Has the Health and Safety at Work Act been successful?
You only need to take a quick look at the statistics on health and safety in the workplace since 1974 to see the positive impact the HSW has had on safety at work. The introduction of the Act has radically changed the health and safety of British workers.
Since 1974, fatal injuries in the workplace have fallen dramatically. In 1974, the HSE reported 651 fatal injuries sustained in the workplace. Comparatively, in 2018/19 there were 147 fatal injuries to workers.
Similarly, the number of reported non-fatal injuries has also dropped significantly since the introduction of the Health and Safety at Work Act. Reported injuries were just shy of 337,000 in 1974 compared to 69,208 in 2018/19.
However, the main anomaly in this data is asbestos-related deaths because we are unfortunately seeing the result of the time lag between exposure to the harmful substance and its health implications. The cases we see now were generally exposed to asbestos prior to the 1980s.

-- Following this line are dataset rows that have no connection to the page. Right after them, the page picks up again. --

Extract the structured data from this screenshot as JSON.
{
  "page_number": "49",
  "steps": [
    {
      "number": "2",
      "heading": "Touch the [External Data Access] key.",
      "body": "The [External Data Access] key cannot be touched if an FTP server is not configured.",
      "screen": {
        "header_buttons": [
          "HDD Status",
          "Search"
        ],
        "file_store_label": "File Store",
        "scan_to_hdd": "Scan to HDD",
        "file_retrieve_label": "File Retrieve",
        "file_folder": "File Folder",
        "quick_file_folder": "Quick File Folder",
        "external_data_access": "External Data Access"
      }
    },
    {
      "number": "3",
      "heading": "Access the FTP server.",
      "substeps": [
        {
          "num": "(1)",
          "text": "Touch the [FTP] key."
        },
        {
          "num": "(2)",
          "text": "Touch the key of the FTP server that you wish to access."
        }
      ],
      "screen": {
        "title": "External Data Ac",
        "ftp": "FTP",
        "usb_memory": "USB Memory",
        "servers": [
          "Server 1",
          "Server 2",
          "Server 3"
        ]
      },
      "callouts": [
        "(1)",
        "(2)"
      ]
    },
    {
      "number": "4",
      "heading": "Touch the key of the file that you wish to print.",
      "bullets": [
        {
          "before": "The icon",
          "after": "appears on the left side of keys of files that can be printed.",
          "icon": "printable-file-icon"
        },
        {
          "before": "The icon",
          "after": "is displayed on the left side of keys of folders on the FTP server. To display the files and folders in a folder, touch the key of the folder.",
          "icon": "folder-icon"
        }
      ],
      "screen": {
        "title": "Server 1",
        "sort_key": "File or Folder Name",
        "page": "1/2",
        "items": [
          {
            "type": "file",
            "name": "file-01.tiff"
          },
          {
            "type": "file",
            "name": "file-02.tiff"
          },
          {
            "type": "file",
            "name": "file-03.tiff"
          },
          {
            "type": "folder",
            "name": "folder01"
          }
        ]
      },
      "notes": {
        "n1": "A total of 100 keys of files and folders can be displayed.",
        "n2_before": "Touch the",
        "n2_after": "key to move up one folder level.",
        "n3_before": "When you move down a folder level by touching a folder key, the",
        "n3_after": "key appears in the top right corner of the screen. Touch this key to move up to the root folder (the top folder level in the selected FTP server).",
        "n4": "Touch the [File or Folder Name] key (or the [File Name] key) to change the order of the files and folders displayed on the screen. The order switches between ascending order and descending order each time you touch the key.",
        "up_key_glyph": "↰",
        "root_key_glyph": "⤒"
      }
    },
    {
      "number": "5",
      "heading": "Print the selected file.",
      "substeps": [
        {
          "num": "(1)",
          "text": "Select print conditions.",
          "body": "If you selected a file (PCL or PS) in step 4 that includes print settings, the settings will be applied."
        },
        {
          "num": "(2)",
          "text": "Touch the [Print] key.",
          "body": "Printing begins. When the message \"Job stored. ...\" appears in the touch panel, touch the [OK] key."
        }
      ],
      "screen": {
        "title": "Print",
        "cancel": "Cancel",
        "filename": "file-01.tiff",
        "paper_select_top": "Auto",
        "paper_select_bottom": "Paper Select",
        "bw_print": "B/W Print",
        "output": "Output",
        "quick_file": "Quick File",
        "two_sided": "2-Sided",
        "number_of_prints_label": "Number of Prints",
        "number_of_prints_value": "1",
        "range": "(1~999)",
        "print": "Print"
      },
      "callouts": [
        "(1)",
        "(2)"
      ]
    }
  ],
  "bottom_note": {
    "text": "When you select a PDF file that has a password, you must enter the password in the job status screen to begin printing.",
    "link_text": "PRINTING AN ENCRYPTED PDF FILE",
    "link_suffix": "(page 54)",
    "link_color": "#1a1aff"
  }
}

We also have witnessed an increase in the total number of stress and associated conditions reported from the 1990s onwards, but this may be due to improved knowledge, more reporting, and changing attitudes.
The future of the Health and Safety at Work Act
Whilst many of the provisions within health and safety legislation in the UK have come from EU directives, they have been written into UK law. We shouldn’t see much by way of fundamental changes as a result of withdrawing from the EU. Additionally, changes to health and safety legislation which arise in order to meet the needs of the changing workplace are introduced by the HSE.